Financial Daily from THE HINDU group of publications
Friday, Nov 26, 2004
MCX launches freight futures contract in India
Mumbai , Nov. 25
IN a significant development for the Indian shipping industry as well as commodity traders, importers and exporters, the Multi Commodity Exchange of India Ltd (MCX), in strategic collaboration with the Baltic Exchange, London, introduced freight futures contract for the first time in the country on Thursday.
This development holds special significance for the industry as the rising cost of freight is increasingly impacting the price of commodities, adding up to nearly 10 per cent of the total trade cost.
Now, with freight futures available on MCX, the risk of adverse impact due to volatility in the freight rates could be minimised by industry players.
According to Mr Jignesh Shah, Managing Director of MCX, "The alliances will enable MCX to gain necessary expertise in launching successful contracts in products such as energy, freight, amongst others."
The scope of the strategic alliance includes mutual cooperation in training, risk management, business development and regulation, apart from development of a vibrant freight derivatives market in this part of the world for freight risk management of trade out of South-East Asia.
Mr Shah said MCX may launch freight futures contracts based on Baltic Indexes and Route Assessments, which suit Indian conditions and trade practices.
"The domestic charters and ship owners could be benefited by access to liquid trading screen to improve price discovery and clearing of contracts to reduce credit risk exposure."
The three proposed contracts are on Route 2 for crude oil movement from Gulf to Singapore on Suez Max tankers, coal movement on Handymax vessels from Australia to India and crude oil transportation from Gulf to Japan.
Mr P.B. Kerr-Dineen, Chairman of the Baltic Exchange, said the Baltic Exchange's controls majority share in the tanker market and 30-40 per cent of the dry bulk chartering business worldwide. It has around 2,000 brokers operating 24 hours a day.
The Baltic also ranks as the world's foremost sale and purchase market. Over half the world's new and second hand tonnage is bought and sold by Baltic members in a market worth $34 billion annually.
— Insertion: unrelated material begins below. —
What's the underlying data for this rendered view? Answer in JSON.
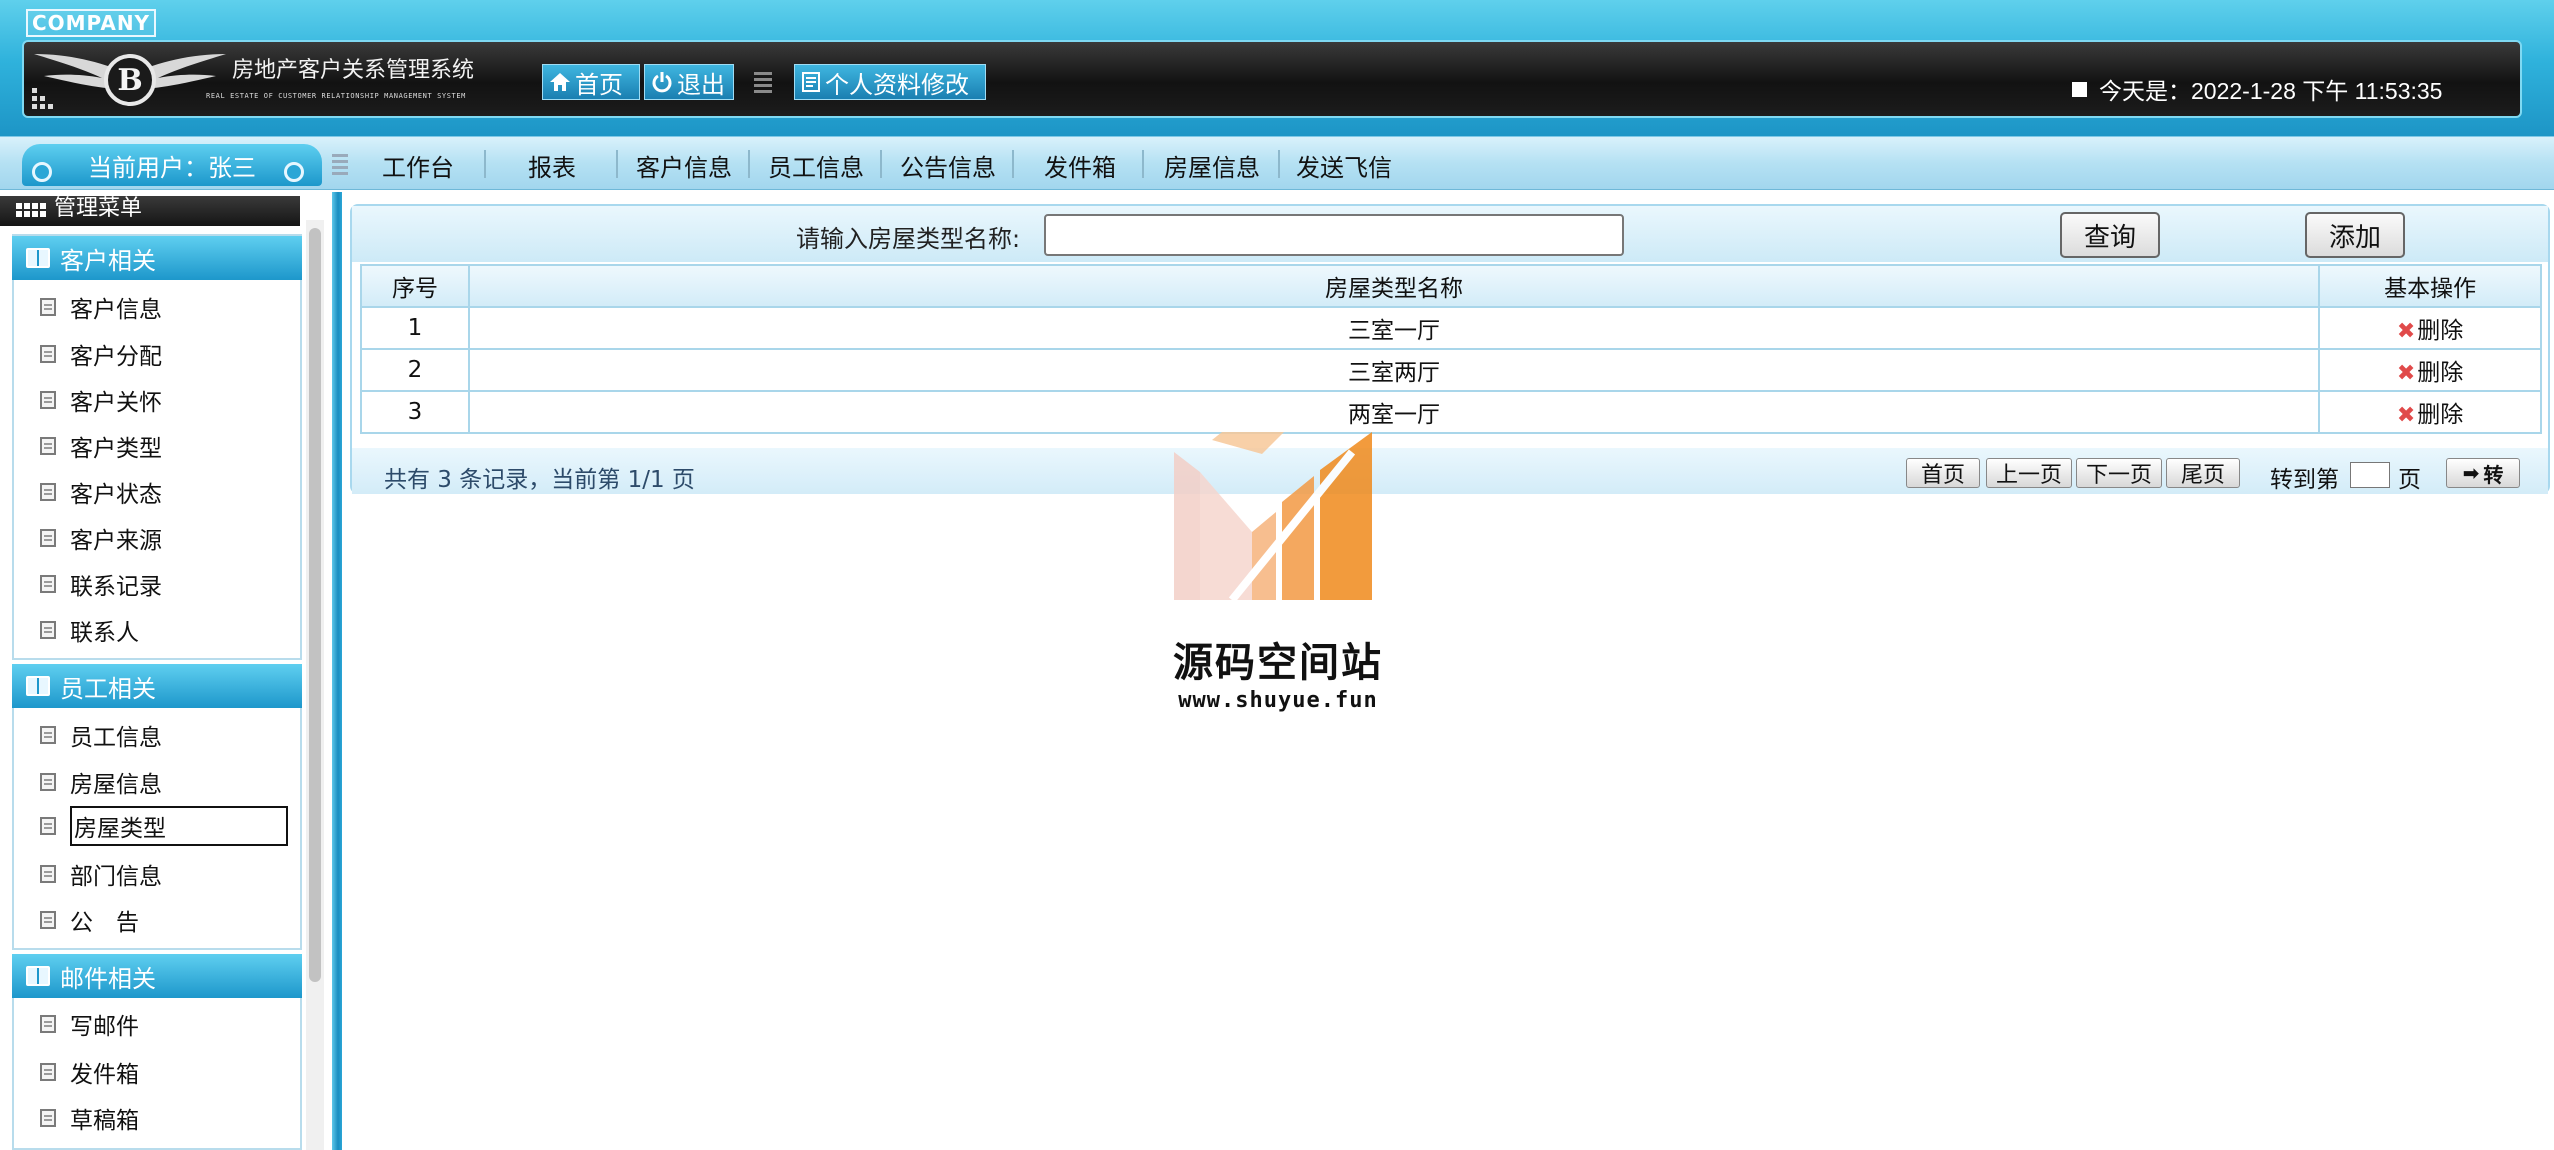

"I am delighted to be here to launch the cooperative agreement between the Baltic and MCX. Freight markets worldwide are currently at historic highs and we have seen unprecedented volatility in the last 12 months. Both of these factors tend to be good for derivatives trading and we wish MCX the best possible fortune in the venture," he said.
"MCX would create India-specific freight contracts keeping into consideration India's large coastline of 11 major and 139 minor ports and also India's foreign trade. India is also targeting to increase its foreign trade to represent 1 per cent of the global trade and this would involve huge movement of cargos and the consequent risk," Mr Joseph Massey, Deputy-Managing Director of MCX said.